Let’s be honest: How many times have you used something like “123456” or “123123” as your password? With so many online accounts to juggle, it’s tempting to go for simple passwords, even though we know they’re weak. Unfortunately, a report from NordPass shows we’re still making the same mistakes when it comes to keeping our accounts secure.
2024’s most popular (and insecure) passwords
NordPass has released its compilation of the top 200 most popular passwords used for personal and business purposes. Collaborating with threat management company NordStellar, NordPass analyzed a massive 2.5TB database of global passwords, including those sourced from the dark web. Spoiler alert: They’re still shockingly insecure.
The password hall of shame
We’re all guilty of using weak passwords at some point, but the extent of this digital negligence is truly staggering. For the sixth consecutive year, “123456” claims the dubious honor of being the most common password used by over 3 million people.
It’s followed closely by its slightly more “complex” cousins: “123456789” and “12345678.” But wait, it gets worse. The password “password” still ranks high on the list, used by nearly 700,000 people. It’s as if we’re collectively daring hackers to break into our accounts.
Top 10 most common passwords
Here are the top 10 most common passwords of 2024, according to NordPass:
1) 123456
2) 123456789
3) 12345678
4) password
5) qwerty123
6) qwerty1
7) 111111
8) 12345
9) secret
10) 123123
Corporate carelessness
You might think that in professional settings, where sensitive data is at stake, people would be more cautious. Think again. The corporate world mirrors personal password habits alarmingly closely. The same weak passwords dominate business accounts, with “123456” leading the pack, used in over 1.2 million instances.
The consequences of weak passwords
Using such easily guessable passwords is like leaving your front door wide open in a neighborhood full of burglars. These passwords can be cracked in less than a second, potentially leading to account compromise, identity theft and a host of other digital nightmares.
Strengthening your digital defenses
So, how can we break this cycle of password mediocrity?
1) Go long: Aim for passwords that are at least 20 characters long.
2) Mix it up: Use a combination of uppercase and lowercase letters, numbers and special symbols.
3) Unique is key: Never reuse passwords across multiple accounts.
4) Regular reviews: Periodically assess and update your passwords.
5) Consider using a password manager: A password manager will securely store and generate complex passwords. It will also help you to create unique and difficult-to-crack passwords that a hacker could never guess.
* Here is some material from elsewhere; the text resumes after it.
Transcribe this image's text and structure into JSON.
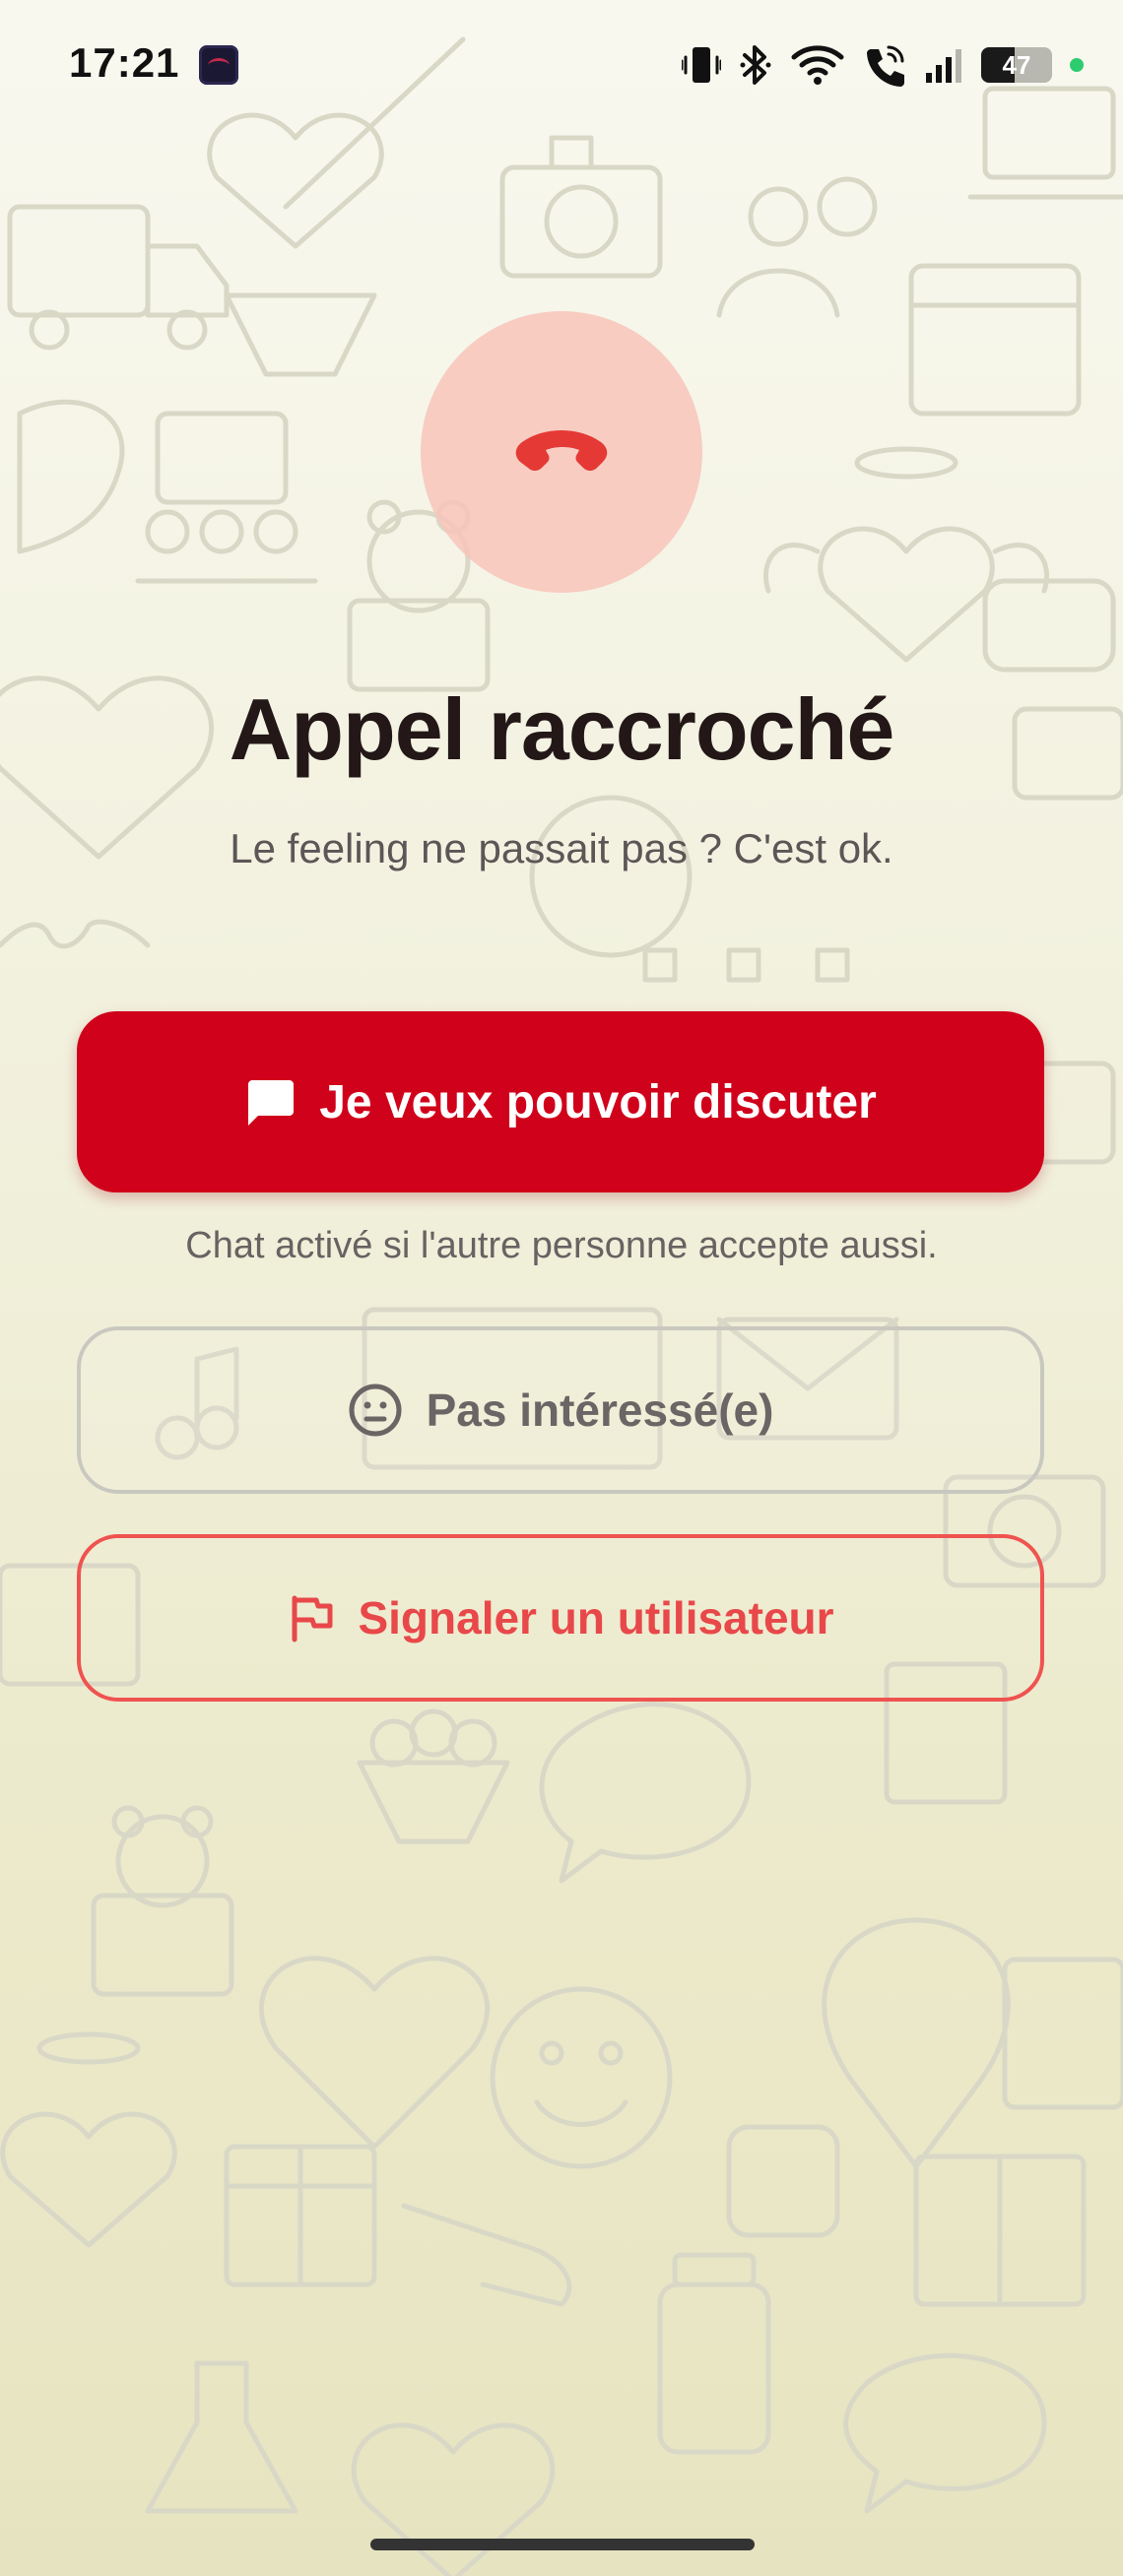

In addition, it keeps track of all your passwords in one place and fills passwords in for you when you’re logging into an account so that you never have to remember them yourself. The fewer passwords you remember, the less likely you will be to reuse them for your accounts.
What qualities should I look for in a password manager?
When it comes to choosing the best password manager for you, here are some of my top tips:
- Deploys secure
- Works seamlessly across all of your devices
- Creates unique complicated passwords that are different for every account
- Automatically populates login and password fields for apps and sites you revisit
- Has a browser extension for all browsers you use to automatically insert passwords for you
- Allows a fail-safe in case the primary password is ever lost or forgotten
- Checks that your existing passwords remain safe and alerts you if ever compromised
- Uses two-factor authentication security
6) Start using passkeys: Passkeys are designed to replace traditional passwords and are steadily gaining traction, particularly among major companies and websites. Far more secure and reliable than conventional passwords, passkeys enable automatic sign-ins to websites and apps using facial recognition, fingerprint authentication or a physical security key.